Upgrading means pulling main – there are no semver releases to track. Pin commits if you ship to production:

# Upgrade
cd TripoSR && git pull
pip install -r requirements.txt --upgrade

# Uninstall - TripoSR has no installer, just delete the repo and venv
deactivate
rm -rf TripoSR/ # cached weights live in ~/.cache/huggingface
rm -rf ~/.cache/huggingface/hub/models--stabilityai--TripoSR

That HuggingFace cache directory is the only hidden leftover. Without clearing it, you keep several GB of model weights on disk after deleting the repo.

FAQ

Does TripoSR really do text-to-3D, or just image-to-3D?

Just image-to-3D. Anyone marketing it as text-to-3D is bundling a T2I model in front of it. That’s a fine pipeline – just know what you’re deploying.

Why does my Gradio app OOM on a 12GB GPU when the CLI works fine?

Same model, different overhead. Gradio holds the model plus the UI’s preview pipeline – it renders a textured preview, runs background removal, and keeps tensors live across requests. A community thread on the repo (issue #91, as of early 2026) found Gradio sitting at ~16GB VRAM while run.py finished the same job at ~4GB. If you’re VRAM-constrained, use the CLI and view the OBJ in any external 3D viewer. The outputs are identical.

Can I use TripoSR commercially without paying anything?
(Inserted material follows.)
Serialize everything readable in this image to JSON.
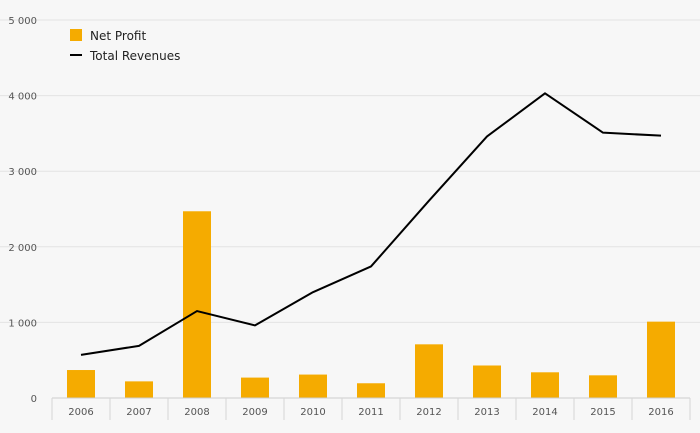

Yes – MIT license covers commercial use, modification, and redistribution. The catch is whatever T2I model you chain in front of it. SDXL is permissive; some newer checkpoints aren’t. Check the front half of your pipeline, not the back.

Next: Drop one prompt through your pipeline today – generate an image with SDXL, pass it through run.py, and open the resulting OBJ in Blender. The first end-to-end run takes about 10 minutes to set up. Every subsequent mesh takes under a second.